Larry shifted from one foot to the other and then suddenly he grinned in a sheepish way. “Sure, I was only foolin’,” he said, and took himself off.
Never, from the beginning of our acquaintance, have I had any doubts of Larry.
At eight that night I met Moore and we compared notes over our dinner. I told him about finding that my papers had been disturbed, and also that I had written to Mrs. Furneau. Then he told me his news.

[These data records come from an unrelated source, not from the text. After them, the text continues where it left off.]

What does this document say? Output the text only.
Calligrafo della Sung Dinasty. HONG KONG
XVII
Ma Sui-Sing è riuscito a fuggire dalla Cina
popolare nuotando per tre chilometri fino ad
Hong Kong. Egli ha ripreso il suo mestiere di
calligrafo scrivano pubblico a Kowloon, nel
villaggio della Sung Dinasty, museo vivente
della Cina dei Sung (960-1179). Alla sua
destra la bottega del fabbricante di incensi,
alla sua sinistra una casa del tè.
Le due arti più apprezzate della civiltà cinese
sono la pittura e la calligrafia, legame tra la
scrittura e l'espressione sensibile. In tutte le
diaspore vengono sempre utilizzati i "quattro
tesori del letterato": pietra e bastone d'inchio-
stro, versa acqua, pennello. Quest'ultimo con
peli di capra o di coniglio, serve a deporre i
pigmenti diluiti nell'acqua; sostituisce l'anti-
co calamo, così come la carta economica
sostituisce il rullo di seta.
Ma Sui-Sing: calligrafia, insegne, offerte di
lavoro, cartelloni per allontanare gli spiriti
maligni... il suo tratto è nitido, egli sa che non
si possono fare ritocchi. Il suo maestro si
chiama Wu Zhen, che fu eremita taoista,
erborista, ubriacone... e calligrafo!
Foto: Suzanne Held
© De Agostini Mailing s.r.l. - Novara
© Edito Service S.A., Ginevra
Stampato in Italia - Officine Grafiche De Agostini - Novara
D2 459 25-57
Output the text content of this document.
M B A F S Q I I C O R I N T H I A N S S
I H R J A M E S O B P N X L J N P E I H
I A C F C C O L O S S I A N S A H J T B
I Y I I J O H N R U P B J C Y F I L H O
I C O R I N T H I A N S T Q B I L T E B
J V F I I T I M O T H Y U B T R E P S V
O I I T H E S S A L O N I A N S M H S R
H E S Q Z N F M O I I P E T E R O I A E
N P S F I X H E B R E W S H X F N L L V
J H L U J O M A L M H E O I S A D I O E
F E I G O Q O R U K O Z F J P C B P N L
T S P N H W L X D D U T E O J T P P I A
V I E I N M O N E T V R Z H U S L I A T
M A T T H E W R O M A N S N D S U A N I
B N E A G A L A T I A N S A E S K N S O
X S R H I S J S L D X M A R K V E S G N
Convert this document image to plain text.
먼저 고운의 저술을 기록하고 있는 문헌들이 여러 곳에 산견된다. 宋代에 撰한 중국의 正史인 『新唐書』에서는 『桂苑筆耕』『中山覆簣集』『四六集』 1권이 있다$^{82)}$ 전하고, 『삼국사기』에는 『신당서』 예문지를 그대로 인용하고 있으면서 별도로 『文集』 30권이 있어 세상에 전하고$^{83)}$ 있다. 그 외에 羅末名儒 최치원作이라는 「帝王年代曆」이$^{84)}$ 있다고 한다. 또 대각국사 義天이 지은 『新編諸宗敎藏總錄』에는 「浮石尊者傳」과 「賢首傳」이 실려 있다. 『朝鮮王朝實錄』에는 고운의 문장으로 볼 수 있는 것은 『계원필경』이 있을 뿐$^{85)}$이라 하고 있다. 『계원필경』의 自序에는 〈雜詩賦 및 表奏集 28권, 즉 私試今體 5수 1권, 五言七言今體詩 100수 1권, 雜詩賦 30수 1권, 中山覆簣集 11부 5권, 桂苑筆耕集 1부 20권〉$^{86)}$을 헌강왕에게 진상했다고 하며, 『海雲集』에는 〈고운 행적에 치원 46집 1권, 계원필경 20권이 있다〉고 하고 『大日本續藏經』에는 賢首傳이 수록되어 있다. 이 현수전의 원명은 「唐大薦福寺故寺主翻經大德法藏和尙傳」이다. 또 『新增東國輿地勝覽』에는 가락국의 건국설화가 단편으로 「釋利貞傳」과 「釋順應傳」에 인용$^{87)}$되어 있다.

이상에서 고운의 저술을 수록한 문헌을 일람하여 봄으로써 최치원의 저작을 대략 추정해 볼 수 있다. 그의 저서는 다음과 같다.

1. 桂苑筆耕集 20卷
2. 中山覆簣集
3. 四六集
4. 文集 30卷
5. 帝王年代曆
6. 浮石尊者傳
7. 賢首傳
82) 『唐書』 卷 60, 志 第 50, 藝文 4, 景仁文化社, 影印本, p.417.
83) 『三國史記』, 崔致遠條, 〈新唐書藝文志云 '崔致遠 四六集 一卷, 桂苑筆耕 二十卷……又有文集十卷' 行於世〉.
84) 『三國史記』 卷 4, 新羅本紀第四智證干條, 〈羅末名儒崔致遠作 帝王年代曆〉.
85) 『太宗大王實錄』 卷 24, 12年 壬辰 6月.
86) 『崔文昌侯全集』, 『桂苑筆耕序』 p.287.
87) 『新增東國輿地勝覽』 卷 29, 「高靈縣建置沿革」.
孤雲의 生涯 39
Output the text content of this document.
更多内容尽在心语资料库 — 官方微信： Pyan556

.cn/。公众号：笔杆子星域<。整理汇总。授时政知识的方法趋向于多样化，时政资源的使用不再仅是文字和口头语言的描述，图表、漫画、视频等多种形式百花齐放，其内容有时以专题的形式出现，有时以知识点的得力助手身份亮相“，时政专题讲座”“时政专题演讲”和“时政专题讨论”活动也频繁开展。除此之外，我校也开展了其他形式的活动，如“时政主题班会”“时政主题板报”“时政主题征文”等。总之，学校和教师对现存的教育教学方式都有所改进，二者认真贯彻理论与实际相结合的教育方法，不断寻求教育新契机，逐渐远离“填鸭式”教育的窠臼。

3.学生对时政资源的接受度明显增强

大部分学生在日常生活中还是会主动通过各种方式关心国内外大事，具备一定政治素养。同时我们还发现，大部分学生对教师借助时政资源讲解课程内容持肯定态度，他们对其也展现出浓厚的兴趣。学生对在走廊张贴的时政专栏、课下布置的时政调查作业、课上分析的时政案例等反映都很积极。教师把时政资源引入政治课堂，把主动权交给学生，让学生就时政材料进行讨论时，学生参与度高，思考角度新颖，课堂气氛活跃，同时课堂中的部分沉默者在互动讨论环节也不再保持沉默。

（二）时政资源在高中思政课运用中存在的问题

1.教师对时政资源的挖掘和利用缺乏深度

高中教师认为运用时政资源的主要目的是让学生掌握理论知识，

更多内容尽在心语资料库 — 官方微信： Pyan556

“Well, Clayton, I’ve taken a couple of rooms in the house that is back to back with your apartment house. It’s an old-fashioned place and I had no difficulty in getting the rooms. Unfortunately, as you’re way up on the eighth floor and I’m on the second in this place, we’ll have some trouble running that wire. I think as soon as we get through here we’d better get started on it. Then we can take care of the outdoor part of it later in the night.”
We were sitting in a sort of cubicle against the wall, shut off from the others like it by the high wooden backs of the seats. Each table was lit by a softly shaded electric globe, which threw little light beyond the table, and the rest of the room was but dimly lit.
In the middle of our conversation about our house-to-house wire, I looked up to order our coffee, and suddenly saw that the soft-footed Chinese boy was standing quite close to Moore, although beyond the end of the seat, so that I could only see his elbow. We had spoken in very low tones and I thought nothing about it at the time. But I had cause to remember that Chinese boy later on.
A few moments later we left the restaurant separately and made our way by separate routes to Moore’s new rooms, to begin work on our private wire. It seemed like making defensive preparations in advance before declaring war. For even after Moore’s warning I failed to realize fully that, with our murderous visitor that night and the subsequent search of my papers, if such it was, war had already been declared—and not by us.